Среди ночи я вдруг слышу ее голос – враждебный, напряженный.
– Как ты мог так поступить со мной? – злобно спрашивает она. – Как?
Смотрю на нее и мне кажется, что глаза ее открыты. Руки сжимают покрывало.
Не знаю, с кем она разговаривает.
Во сне люди всякое говорят.
– Я ничего не сделала, – шепчу я, будто она обращается ко мне.
Глава 22
В семь утра я включаю телефон и в «Фейсбуке» на страничке нашей команды вижу кучу новых постов от Бринни, Минди и Рири:
Жуть как хочется быть частью всего этого.

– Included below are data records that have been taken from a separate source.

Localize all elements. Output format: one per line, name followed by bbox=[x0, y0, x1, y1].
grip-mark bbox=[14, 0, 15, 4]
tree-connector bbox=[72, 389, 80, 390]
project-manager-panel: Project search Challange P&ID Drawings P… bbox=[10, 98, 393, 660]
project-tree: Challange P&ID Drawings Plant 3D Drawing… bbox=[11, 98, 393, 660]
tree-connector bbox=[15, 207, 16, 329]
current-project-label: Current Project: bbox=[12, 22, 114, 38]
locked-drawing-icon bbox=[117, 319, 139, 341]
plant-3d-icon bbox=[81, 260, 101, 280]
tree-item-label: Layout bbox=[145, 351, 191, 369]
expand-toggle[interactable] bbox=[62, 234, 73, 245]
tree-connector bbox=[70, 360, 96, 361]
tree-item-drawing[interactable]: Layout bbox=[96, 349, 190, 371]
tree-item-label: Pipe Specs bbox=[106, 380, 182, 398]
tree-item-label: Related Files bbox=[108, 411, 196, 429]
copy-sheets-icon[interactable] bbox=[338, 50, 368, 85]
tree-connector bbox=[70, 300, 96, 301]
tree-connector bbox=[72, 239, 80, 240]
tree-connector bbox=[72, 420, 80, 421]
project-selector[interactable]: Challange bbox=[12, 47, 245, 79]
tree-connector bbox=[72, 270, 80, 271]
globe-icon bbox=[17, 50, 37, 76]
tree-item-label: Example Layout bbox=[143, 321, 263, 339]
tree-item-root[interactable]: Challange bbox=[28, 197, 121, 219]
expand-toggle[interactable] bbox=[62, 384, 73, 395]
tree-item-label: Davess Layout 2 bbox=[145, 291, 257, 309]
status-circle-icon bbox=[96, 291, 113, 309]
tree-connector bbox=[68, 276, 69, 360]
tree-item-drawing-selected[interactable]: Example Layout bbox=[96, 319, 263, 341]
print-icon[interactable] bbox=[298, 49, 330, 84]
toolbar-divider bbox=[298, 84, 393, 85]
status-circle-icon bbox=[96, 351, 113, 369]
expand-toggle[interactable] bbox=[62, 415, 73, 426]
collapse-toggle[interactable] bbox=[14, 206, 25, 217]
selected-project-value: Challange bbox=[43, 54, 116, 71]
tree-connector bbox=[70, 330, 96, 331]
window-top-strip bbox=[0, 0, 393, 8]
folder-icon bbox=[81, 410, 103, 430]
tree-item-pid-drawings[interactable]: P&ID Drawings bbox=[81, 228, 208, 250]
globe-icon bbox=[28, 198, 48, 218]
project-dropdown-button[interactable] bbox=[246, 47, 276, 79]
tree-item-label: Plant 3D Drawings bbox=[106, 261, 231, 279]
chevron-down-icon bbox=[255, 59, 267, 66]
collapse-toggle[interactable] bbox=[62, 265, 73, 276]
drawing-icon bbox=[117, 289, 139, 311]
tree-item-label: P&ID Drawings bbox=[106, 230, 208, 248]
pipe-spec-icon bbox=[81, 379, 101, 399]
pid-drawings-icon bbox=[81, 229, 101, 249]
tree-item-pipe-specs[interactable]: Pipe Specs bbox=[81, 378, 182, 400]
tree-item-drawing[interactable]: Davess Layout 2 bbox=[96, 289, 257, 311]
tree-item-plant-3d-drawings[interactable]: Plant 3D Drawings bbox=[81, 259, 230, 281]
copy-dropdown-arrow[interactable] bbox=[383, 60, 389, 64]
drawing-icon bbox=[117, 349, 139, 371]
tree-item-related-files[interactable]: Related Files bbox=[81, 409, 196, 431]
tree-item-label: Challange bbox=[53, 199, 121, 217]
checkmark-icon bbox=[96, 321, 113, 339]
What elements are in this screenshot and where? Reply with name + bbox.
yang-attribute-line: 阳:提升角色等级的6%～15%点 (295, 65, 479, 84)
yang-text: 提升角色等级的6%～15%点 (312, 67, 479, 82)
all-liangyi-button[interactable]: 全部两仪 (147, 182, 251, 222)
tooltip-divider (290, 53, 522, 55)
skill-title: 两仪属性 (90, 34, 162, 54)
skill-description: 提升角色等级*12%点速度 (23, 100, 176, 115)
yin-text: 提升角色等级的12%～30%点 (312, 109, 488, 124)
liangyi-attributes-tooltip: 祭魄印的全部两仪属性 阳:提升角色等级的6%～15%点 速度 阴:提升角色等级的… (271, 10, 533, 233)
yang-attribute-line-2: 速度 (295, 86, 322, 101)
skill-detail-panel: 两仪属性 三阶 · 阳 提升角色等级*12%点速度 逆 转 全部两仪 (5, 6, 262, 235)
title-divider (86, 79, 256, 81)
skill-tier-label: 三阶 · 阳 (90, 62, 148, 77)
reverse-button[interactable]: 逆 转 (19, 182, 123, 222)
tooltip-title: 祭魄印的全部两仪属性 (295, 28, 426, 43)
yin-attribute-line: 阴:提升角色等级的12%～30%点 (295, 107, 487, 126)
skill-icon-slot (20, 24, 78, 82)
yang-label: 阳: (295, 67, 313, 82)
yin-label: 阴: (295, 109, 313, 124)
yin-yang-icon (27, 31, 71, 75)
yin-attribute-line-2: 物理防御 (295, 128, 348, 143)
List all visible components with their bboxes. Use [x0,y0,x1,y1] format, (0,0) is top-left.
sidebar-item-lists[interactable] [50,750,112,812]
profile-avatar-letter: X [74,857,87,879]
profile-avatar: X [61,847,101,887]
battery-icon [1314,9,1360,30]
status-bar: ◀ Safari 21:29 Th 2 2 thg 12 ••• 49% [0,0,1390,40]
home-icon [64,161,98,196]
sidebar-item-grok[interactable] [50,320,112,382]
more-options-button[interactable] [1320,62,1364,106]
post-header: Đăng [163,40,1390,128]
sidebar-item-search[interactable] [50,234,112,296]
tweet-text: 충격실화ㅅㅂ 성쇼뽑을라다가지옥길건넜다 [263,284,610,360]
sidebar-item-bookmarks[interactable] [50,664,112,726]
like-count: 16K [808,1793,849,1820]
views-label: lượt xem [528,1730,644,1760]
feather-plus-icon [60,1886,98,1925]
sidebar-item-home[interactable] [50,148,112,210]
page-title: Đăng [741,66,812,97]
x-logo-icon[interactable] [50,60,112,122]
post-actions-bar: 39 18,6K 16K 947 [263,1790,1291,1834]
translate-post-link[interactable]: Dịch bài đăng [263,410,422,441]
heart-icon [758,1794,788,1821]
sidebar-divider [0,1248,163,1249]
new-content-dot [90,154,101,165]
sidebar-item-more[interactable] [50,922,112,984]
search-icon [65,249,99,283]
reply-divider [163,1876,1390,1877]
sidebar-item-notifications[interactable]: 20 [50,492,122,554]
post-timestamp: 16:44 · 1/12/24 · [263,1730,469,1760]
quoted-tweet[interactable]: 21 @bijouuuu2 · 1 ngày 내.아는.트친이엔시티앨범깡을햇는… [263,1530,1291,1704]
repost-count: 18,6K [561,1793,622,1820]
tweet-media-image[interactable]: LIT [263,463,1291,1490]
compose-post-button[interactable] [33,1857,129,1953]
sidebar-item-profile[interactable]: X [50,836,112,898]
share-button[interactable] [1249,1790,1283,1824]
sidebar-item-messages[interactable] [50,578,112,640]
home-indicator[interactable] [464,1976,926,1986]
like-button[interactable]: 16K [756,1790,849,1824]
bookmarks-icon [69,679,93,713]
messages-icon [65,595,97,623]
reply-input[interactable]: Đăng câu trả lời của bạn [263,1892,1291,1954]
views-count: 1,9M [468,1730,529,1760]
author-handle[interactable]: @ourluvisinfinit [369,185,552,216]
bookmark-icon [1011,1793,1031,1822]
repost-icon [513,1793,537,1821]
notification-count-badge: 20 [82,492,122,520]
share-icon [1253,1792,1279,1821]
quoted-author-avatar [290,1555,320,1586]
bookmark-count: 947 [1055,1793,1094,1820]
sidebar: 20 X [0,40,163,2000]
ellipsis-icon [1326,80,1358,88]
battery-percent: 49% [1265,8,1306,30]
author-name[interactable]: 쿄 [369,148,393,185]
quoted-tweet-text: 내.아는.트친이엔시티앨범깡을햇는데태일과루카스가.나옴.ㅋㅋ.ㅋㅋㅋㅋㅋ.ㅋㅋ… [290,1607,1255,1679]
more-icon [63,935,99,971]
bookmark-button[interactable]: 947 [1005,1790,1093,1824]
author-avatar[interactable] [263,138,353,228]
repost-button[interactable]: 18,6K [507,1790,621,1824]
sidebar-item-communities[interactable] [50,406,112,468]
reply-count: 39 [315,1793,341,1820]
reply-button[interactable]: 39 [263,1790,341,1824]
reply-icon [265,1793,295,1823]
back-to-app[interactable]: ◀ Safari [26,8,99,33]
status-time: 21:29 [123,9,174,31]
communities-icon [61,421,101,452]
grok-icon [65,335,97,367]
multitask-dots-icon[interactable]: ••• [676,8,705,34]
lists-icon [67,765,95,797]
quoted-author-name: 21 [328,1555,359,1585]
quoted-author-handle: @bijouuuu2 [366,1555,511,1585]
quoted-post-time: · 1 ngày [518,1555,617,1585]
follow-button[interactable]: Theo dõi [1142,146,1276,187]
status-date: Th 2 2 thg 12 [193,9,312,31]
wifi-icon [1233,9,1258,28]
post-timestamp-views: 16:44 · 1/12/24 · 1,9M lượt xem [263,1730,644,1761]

Колетт уже на кухне – печет вафли для Кейтлин. Та завороженно уставилась в раскаленную докрасна печь и жует кончик своего хвостика.
– Тебя телефон разбудил? – спрашивает она, разминая ложкой банан на жемчужно-сиреневой тарелочке Кейтлин.
Я вспоминаю, что действительно слышала звонок.
– Опять придется ехать в участок и говорить с ними, – сообщает она, и ее глаза темнеют. – Через полчаса.